Even before Trump mentioned the tariff last Thursday, the price of the benchmark U.S.-made hot-rolled steel had reached the highest level since May 2011, according to S&P Global Platts. The price surged even higher on the tariff news.

“We finished 2017 in a good position. We look forward to 2018,” U.S. Steel CEO David Burritt told industry analysts Feb. 1, according to a transcript at the website Seeking Alpha.

He continued: “We're seeing increased demand from our customers and have rescheduled some projects to ensure that we can make enough steel to support our customers' needs.”

Still, the steel companies complain they're victims of unfair foreign competition.

“The industry isn't doing as bad as their press releases say it is,” says steel analyst Charles Bradford, president of Bradford Research. “Any time world economic growth is over 3 percent, the steel industry usually does OK.”

The International Monetary Fund says the global economy grew 3.7 percent last year and expects it to grow 3.9 percent in 2018.

The U.S. economy grew 2.3 percent last year, an improvement on 1.5 percent growth in 2016. Also raising demand for steel: Florida and Texas are rebuilding after last year's ruinous hurricanes.

Ned Hill, a professor at Ohio State University's John Glenn College of Public Affairs who studies economic development, says that after decades of cost-cutting and restructuring, American steel is “a vastly improved industry.
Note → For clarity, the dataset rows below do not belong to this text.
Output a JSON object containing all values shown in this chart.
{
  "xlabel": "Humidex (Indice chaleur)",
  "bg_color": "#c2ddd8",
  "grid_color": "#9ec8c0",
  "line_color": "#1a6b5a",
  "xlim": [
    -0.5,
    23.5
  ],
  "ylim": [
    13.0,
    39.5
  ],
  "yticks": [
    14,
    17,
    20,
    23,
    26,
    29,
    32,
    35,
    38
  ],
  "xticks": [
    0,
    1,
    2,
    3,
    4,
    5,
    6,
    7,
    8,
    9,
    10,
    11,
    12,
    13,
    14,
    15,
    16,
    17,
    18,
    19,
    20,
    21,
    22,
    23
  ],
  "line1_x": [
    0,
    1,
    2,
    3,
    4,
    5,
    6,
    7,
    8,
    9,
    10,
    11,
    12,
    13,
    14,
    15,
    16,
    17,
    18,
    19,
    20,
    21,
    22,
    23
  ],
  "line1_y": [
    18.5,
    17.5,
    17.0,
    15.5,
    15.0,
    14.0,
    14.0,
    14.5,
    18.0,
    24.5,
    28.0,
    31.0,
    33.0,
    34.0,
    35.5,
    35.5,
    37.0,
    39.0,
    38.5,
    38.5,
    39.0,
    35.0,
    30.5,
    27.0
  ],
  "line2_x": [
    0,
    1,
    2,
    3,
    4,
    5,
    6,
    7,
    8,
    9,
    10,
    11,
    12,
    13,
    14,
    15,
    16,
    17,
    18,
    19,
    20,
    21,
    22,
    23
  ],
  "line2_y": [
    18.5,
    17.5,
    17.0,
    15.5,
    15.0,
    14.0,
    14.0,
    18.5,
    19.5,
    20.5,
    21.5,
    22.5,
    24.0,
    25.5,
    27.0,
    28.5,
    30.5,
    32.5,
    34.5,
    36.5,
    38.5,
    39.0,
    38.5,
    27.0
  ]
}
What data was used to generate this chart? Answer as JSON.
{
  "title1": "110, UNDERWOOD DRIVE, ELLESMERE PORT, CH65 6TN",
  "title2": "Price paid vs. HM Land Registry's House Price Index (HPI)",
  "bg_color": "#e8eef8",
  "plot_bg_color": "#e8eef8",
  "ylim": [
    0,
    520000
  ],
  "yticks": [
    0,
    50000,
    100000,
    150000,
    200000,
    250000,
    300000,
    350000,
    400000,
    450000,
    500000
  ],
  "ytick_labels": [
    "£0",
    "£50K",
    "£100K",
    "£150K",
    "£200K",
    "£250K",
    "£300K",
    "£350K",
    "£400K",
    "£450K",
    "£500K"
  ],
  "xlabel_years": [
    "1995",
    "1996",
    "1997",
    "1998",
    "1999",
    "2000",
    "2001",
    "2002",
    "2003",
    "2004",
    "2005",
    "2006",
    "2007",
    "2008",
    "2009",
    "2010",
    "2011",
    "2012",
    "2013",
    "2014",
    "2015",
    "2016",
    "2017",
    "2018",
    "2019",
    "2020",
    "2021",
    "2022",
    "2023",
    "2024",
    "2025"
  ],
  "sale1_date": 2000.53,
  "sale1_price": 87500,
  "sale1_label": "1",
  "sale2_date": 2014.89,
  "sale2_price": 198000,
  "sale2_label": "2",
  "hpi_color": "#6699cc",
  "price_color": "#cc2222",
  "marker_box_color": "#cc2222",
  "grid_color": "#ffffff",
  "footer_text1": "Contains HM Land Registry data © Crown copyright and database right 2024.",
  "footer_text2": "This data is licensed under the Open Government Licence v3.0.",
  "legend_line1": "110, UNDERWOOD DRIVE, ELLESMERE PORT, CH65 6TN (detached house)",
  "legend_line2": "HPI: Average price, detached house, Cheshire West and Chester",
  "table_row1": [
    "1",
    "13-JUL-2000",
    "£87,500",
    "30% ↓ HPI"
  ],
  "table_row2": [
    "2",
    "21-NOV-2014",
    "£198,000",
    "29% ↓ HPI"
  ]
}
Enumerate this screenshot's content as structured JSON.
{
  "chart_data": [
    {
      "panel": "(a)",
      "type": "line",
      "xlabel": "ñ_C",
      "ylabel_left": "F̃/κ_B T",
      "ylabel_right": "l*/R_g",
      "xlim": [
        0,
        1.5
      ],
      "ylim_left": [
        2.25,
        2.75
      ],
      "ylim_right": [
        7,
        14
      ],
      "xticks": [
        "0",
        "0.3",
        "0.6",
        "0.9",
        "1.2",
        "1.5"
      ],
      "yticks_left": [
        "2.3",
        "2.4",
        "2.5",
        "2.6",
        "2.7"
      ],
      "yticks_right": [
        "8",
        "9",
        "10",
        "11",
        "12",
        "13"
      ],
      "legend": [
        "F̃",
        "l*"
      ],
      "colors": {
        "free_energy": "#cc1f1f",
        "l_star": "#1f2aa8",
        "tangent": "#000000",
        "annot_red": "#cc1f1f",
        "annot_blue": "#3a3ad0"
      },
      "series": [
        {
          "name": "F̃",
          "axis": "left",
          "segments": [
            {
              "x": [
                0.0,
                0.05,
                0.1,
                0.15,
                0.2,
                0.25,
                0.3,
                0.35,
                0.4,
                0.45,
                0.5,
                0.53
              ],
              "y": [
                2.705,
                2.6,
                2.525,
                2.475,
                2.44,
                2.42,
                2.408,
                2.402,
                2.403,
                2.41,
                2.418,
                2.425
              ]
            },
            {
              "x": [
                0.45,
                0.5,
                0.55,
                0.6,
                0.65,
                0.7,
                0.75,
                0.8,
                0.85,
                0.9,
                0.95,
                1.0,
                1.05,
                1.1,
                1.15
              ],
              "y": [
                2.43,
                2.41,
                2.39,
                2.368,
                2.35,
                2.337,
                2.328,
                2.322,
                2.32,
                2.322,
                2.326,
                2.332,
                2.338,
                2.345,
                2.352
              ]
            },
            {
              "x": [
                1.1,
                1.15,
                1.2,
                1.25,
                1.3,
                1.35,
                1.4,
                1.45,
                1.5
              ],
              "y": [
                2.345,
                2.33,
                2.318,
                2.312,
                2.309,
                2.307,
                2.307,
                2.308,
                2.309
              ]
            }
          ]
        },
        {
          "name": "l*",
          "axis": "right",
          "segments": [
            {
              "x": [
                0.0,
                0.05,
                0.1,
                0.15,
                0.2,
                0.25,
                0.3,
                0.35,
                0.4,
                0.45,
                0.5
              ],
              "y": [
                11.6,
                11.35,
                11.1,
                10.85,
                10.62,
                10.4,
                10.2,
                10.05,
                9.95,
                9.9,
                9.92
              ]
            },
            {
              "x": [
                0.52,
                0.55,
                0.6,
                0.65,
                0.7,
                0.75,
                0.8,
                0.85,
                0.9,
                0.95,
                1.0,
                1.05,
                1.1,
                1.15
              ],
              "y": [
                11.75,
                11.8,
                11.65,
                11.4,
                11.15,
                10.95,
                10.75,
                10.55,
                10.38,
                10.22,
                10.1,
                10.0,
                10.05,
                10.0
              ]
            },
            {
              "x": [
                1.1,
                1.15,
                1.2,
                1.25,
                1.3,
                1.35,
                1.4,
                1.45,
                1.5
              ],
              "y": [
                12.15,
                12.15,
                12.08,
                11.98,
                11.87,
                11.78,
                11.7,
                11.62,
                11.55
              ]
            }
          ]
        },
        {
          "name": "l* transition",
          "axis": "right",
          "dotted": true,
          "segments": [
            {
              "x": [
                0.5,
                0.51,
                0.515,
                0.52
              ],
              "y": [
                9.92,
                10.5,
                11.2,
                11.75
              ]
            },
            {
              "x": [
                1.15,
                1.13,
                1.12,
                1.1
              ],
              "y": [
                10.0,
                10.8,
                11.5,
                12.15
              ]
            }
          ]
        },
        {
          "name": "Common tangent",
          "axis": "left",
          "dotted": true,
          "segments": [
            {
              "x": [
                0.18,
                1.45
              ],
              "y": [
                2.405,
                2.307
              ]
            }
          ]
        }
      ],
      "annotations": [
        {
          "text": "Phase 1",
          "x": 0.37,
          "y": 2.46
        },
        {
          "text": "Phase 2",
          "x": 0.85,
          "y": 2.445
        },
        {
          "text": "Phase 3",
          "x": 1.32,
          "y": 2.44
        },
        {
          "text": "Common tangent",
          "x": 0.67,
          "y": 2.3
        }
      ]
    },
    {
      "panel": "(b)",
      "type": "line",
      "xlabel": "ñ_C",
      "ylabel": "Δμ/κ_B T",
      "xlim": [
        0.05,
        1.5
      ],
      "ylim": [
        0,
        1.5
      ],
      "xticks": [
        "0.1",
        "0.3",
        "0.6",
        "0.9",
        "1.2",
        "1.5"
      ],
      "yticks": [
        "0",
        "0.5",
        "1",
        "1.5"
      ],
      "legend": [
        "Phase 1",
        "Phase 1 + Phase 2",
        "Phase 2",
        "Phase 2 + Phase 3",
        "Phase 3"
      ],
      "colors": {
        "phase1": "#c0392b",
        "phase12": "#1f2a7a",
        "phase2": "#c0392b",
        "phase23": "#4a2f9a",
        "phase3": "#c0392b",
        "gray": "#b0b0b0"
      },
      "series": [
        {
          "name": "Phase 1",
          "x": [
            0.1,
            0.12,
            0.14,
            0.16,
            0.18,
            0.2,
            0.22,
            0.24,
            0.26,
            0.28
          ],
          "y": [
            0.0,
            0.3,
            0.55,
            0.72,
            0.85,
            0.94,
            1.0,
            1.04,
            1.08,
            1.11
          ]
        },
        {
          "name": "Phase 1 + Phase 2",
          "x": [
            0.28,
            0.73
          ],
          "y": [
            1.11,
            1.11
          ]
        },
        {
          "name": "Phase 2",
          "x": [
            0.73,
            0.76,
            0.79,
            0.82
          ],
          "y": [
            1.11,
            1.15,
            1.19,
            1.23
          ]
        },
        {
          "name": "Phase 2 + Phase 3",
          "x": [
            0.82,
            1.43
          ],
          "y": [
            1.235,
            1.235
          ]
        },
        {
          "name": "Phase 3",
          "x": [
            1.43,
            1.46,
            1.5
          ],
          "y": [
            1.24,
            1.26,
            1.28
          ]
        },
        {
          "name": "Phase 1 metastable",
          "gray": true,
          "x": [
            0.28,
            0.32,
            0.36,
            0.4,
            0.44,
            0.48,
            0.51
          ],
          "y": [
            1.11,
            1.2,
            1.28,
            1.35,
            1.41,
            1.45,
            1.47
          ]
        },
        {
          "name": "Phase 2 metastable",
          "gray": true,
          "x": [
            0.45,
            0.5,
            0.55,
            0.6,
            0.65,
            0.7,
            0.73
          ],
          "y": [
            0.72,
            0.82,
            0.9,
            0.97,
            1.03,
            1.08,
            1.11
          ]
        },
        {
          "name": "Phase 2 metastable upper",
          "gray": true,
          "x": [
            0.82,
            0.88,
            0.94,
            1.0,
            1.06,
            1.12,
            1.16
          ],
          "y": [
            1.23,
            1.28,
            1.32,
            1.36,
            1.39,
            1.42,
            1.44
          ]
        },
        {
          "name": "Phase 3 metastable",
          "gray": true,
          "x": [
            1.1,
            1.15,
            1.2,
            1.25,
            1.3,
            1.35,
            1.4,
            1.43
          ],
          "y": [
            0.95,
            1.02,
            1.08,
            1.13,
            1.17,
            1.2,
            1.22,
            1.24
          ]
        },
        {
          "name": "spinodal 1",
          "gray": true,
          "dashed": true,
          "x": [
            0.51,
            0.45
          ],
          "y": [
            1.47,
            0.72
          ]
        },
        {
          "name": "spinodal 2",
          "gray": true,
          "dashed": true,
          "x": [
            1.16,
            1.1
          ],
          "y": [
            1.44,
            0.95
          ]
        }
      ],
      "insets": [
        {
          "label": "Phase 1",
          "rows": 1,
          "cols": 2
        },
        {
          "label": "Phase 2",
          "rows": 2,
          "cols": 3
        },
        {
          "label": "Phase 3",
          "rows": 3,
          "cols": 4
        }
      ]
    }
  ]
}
It seems to me that they've established a competitive equilibrium.”

In the 1980s, American steelmakers needed 10.1 man-hours to produce a ton of steel; now they need 1.5 man-hours, says Joe Innace of S&P Global Platts.

Most American steel is now made at super-efficient mini mills, which use electric arc furnaces to turn scrap metal into steel. (Traditional integrated steel mills make steel from scratch, feeding iron ore and coking coal into blast furnaces.) Some mini-mills need just 0.5 man-hours to produce a ton of steel, Innace says.

Increased productivity means today's steel mills don't need as many workers. Steel industry employment peaked at 650,000 in 1953. By the start of this year, U.S. steelmakers employed just 143,000.